Following a stellar set at Riot Fest & Rodeo in Denver earlier this month, Grammy-nominated reggae musician Julian Marley and his band will perform Bob Marley and the Wailers’ landmark 1977 album, Exodus, in its entirety in Chicago on Friday, September 16. We are honored to count these two performances of one of the most celebrated records of all time as one of our album sets at the festival this year.
Whether you’re a longtime fan, a new listener, or you just want to impress your friends with your music knowledge, here are a few facts you should know about the backstory and impact of Exodus:
- Exodus was written over a period of unrest and violence in Jamaica during the country’s 1976 elections. The conflicts informed the album’s lyrical content, particularly its title track that played on Prime Minister Michael Manley’s campaign slogan, “We know where we’re going,” and urged listeners to take a look at their lives and come together in a “Movement of Jah People.”
- Written after the original three members of The Wailers—Marley, Peter Tosh, and Bunny Wailer—went their separate ways in 1974, Exodus features a new lineup of musicians: Carlton Barrett on drums, his brother Aston “Family Man” Barrett on bass, guitarists Al Anderson and Junior Marvin, keyboardists Tyrone Downie and Earl Lindo, and percussionist Alvin “Seeco” Patterson.

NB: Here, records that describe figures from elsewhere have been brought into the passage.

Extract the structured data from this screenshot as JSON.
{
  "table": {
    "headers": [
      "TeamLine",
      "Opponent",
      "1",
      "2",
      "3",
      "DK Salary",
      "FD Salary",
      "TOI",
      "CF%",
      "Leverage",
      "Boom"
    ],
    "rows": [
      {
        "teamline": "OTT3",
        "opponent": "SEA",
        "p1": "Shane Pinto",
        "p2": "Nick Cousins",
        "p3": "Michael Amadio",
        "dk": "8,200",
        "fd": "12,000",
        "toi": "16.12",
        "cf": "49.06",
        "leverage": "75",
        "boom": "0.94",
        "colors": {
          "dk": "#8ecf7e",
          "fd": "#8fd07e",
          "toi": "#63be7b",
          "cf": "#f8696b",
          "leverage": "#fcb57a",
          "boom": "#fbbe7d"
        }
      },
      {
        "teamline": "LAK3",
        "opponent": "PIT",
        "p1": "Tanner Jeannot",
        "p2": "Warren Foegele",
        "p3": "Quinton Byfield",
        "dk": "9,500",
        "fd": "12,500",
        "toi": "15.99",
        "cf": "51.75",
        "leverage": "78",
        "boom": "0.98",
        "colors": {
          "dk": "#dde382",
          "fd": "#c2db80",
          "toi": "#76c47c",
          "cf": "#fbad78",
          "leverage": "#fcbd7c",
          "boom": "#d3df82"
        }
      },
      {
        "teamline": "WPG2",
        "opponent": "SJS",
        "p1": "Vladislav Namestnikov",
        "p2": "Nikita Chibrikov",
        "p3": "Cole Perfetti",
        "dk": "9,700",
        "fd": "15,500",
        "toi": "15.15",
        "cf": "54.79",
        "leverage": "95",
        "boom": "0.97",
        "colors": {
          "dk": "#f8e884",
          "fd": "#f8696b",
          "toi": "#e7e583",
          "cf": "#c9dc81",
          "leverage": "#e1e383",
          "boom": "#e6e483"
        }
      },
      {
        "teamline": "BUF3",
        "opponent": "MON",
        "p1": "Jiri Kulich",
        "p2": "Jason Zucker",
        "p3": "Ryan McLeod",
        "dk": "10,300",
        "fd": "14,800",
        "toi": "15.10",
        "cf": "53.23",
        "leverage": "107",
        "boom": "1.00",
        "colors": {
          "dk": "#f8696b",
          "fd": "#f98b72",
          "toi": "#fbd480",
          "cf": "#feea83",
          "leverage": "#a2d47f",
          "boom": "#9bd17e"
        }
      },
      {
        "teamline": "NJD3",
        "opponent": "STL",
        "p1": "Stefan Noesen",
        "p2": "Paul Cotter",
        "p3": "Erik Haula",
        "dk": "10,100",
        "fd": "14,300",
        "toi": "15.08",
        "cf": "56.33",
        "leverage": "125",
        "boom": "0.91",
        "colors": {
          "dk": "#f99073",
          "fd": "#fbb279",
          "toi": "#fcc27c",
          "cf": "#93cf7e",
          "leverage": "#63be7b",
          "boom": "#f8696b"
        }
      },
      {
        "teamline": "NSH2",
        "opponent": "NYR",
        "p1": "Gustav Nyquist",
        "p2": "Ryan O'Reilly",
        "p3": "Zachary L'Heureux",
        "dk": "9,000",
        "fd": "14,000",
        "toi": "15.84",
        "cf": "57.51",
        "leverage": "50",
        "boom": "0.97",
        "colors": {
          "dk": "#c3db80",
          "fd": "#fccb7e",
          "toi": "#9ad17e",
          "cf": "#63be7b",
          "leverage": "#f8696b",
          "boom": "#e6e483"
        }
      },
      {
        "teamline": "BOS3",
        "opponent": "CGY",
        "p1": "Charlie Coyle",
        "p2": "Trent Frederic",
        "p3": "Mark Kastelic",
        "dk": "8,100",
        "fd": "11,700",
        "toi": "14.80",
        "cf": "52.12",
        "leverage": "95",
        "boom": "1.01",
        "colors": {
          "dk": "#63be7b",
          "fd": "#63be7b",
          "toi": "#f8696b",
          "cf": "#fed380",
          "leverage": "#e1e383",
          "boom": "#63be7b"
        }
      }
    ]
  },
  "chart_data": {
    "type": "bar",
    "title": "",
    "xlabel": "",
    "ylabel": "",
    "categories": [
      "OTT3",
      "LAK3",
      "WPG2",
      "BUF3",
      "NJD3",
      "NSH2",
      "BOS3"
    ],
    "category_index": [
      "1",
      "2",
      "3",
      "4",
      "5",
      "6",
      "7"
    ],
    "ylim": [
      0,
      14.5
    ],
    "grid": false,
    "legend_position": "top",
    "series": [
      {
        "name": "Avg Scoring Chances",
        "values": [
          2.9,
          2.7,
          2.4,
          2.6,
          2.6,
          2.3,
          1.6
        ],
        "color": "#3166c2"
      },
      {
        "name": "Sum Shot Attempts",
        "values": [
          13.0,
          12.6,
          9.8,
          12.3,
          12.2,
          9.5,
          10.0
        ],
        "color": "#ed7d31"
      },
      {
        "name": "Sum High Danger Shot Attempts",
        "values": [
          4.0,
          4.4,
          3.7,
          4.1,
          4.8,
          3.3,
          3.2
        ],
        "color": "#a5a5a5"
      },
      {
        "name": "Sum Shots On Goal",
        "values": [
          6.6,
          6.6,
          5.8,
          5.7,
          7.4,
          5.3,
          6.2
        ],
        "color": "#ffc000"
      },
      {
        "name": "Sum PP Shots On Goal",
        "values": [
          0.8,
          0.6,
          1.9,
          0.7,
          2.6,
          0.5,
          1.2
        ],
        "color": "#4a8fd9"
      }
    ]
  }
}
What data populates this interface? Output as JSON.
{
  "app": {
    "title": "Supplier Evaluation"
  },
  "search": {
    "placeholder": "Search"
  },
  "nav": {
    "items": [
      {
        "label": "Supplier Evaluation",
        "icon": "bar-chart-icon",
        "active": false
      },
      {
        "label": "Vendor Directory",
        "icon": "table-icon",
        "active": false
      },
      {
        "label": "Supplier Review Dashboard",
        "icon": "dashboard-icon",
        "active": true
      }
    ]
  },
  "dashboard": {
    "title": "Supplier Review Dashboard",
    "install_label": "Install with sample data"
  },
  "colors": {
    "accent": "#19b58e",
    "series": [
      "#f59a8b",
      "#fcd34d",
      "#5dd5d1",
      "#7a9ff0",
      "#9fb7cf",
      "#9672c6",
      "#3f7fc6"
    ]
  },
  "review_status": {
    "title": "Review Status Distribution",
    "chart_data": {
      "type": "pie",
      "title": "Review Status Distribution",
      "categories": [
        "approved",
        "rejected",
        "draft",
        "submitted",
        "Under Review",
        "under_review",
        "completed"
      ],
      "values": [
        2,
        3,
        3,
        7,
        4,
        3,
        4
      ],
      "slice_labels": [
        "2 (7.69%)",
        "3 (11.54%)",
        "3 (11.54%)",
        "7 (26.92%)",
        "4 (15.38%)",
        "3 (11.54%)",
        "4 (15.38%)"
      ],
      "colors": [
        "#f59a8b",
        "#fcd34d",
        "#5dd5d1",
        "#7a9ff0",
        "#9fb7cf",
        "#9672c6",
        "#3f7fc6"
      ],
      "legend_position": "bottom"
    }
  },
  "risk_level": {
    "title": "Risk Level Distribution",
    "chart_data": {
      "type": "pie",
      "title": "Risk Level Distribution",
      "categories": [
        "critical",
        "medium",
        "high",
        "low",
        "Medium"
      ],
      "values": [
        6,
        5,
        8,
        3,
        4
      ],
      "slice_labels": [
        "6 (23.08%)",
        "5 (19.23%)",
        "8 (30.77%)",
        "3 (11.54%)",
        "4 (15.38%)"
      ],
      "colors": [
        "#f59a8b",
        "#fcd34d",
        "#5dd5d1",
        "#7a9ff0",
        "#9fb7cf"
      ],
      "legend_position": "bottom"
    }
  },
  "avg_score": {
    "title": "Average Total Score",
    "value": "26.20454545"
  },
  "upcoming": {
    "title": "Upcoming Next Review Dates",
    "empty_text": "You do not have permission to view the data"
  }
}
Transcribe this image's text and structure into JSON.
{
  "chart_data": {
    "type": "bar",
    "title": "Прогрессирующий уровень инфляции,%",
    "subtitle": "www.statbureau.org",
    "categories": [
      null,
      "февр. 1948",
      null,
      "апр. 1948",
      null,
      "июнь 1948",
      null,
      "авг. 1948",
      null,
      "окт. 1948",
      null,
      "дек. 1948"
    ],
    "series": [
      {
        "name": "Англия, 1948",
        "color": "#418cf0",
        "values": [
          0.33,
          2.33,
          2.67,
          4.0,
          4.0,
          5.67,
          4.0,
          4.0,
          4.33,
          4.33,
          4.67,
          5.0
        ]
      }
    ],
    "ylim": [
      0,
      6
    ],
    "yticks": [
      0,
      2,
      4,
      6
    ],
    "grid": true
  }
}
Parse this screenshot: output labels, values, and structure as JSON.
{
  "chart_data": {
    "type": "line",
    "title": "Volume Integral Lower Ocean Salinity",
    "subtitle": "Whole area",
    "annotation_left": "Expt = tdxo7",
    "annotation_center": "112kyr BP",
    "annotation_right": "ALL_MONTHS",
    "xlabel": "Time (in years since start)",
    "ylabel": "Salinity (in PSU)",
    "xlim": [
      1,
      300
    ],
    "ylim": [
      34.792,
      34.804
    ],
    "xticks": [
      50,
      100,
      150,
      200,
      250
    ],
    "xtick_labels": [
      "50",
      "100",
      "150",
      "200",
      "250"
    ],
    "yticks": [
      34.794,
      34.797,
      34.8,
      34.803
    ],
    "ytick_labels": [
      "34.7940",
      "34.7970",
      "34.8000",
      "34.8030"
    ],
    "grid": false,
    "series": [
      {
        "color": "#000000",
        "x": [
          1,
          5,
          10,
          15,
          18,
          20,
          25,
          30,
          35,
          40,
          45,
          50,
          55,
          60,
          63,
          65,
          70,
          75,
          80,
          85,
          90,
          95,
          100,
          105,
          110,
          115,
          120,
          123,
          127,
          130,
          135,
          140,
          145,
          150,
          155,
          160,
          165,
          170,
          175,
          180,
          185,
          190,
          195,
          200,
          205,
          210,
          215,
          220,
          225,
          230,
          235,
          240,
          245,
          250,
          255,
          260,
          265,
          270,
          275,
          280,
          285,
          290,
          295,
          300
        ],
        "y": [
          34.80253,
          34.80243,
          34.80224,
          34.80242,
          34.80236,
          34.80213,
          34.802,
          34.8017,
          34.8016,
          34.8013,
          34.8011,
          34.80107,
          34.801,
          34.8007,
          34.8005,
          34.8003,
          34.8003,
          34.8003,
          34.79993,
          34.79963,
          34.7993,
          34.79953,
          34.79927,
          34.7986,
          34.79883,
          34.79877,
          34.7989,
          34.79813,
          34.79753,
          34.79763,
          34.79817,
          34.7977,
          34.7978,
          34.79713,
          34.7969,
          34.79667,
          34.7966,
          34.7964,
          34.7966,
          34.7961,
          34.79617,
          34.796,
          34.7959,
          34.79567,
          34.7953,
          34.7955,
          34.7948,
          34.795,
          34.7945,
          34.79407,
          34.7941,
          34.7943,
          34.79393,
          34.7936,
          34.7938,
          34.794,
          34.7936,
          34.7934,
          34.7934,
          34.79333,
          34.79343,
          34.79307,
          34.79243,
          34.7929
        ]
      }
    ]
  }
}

The trio of singers, Rita Marley, Judy Mowatt, and Marcia Griffiths, a.k.a. the “I Threes” provided the backing vocals.
- On December 3, 1976, armed men attacked Marley’s Kingston, Jamaica home, in an assassination attempt in which Marley was shot in the arm. Rita Marley was injured as well. This incident added a more literal tone to the concept of “exodus” when the Marleys and their band fled to safety in London. In her memoir, The Book of Exodus, journalist Vivien Goldman (who stayed with the Marleys in the days before the attack) wrote, “Among those who’ve reasoned about Bob’s Exodus, it’s usually held that the album is wholly a product of the traumatic event that was about to take place. But in reality, Bob already sensed that he was living in a time where imminent horror coloured everyday beauty.”
- Safe in London, Bob Marley and the Wailers set to work recording Exodus at Island Studios, with sessions extending from January-April, 1977.
- Musically speaking, Exodus was a departure from Marley’s previous albums, stepping away from traditional reggae to a fusion that included elements more common to blues, R&B, and rock music.
- In an 1977 album review in Rolling Stone, esteemed journalist Greil Marcus praised the musicianship on Exodus, but panned it for most everything else, questioning if Marley had been pressured to create an album that could breakthrough to mainstream American and British audiences before concluding, “The precise intelligence one hears in every note of music cannot make up for its lack of drama, and that lack is Marley’s.”
- Despite Marcus’ mixed enthusiasm–and seeming to answer his questions about its crossover potential (though hardly the motivations for writing it!), the album was well-received upon its release, reaching #20 on Billboard’s Top 200 and #8 on the British charts.
- Aside from the the Legend anthology, released in 1984, Exodus is the highest-selling album of Bob Marley’s catalog. The original pressing of Legend includes five album tracks from Exodus, making it the most highly represented album of the collection.
- The songs on Exodus have appeared in dozens of movies and television shows over the years, including a memorable rendition of “Jammin” sung by Police Chief Wiggum in the 1997 episode of The Simpsons, “The Caine Mutiny.”
- In their December, 31, 1999 issue, TIME magazine named Exodus the “Album of the Century.” Around the same time, Exodus’ final track, “One Love,” with its call for unity and peace, was honored as the “Song of the Millennium” by the BBC.
- Despite the nature of its earlier review, in the 2003 Rolling Stone ranked Exodus #196 on its “500 Albums of All Time.”
- Rankings and critical accolades aside, the reason Exodus remains so beloved across the globe nearly four decades after it was first released is its ability to impact its listeners on a personal level, whether through its themes of love, peace, compassion, and redemption, or simply for the beat.